The very theory of criminal justice has great responsibility in this sphere, by the fact of having permitted, in certain cases, the legitimization of torture on certain grounds, opening the way to further and more extensive abuses.[3]

Might makes right. That is the logic of so many. And with that logic, the cycle of violence will continue. In authoritarian states, those who question the leader are subjected to all kinds of torture, for by this means, the population is kept under control out of fear of reprisal. Likewise, then, St. John Paul II understood people tend to lose their freedom slowly through such strong-arm tactics:

Man rightly fears falling victim to an oppression that will deprive him of his interior freedom, of the possibility of expressing the truth of which he is convinced, of the faith that he professes, of the ability to obey the voice of conscience that tells him the right path to follow.

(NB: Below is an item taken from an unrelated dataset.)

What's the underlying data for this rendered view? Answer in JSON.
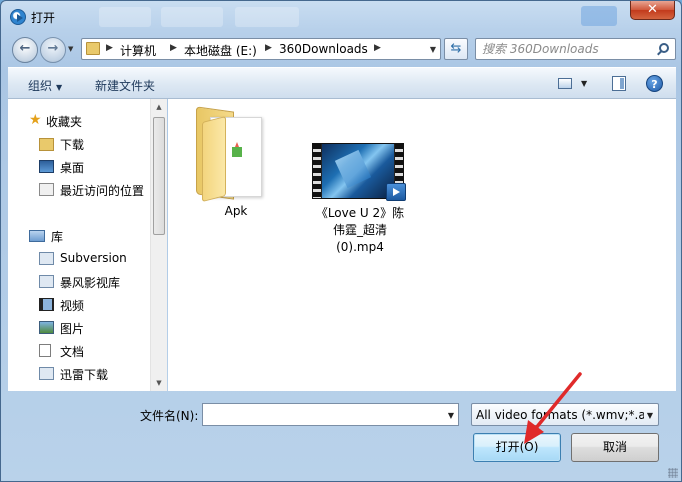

The technical means at the disposal of modern society conceal within themselves not only the possibility of self-destruction through military conflict, but also the possibility of a “peaceful” subjugation of individuals, of environments, of entire societies and of nations, that for one reason or another might prove inconvenient for those who possess the necessary means and are ready to use them without scruple. An instance is the continued existence of torture, systematically used by authority as a means of domination and political oppression and practiced by subordinates with impunity.[4]

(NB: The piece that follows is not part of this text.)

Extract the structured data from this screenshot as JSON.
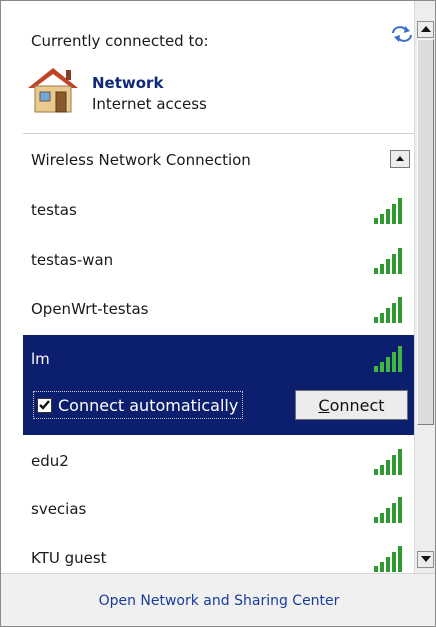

Donald Trump, in promoting those who supporttorture, demonstrates his lack of care and concern for human dignity. His promotion of warmongers in positions which should be held by diplomats should warn us of the conflicts which are to come. Until these nominations are ratified, we have time to denounce them and hopefully effect some change and have them rejected by Congress; if and when they are approved, we will have to speak up and oppose them, letting the world know where we stand.


[Image=Gina Haspel By Central Intelligence Agency (Central Intelligence Agency) [Public domain], via Wikimedia Commons]



It now appears the date of Haspel’s work has led to some confusion as to who was tortured in her tenure.  Some have said she in charge when Zubaydah was being tortured, but now it appears she arrived afterward and was directing the site when Abd al-Rahim al-Nashiri was tortured. This does not exonerate her, not make the concern “fake news.” She still led the black ops site while it was engaged in an act of torture, and more importantly, she did what she could to cover up their barbaric actions.

[1][1][1] Pope Francis. Angelus (Jun. 22, 2014).

[2] Gaudium et Spes. Vatican Translation. ¶27.

[3][3] Pope Francis. To the Delegates of the International Association of Penal Law  (Oct 23, 2014).

[4] St. John Paul II. Dives in Misericordia. Vatican Translation . ¶11.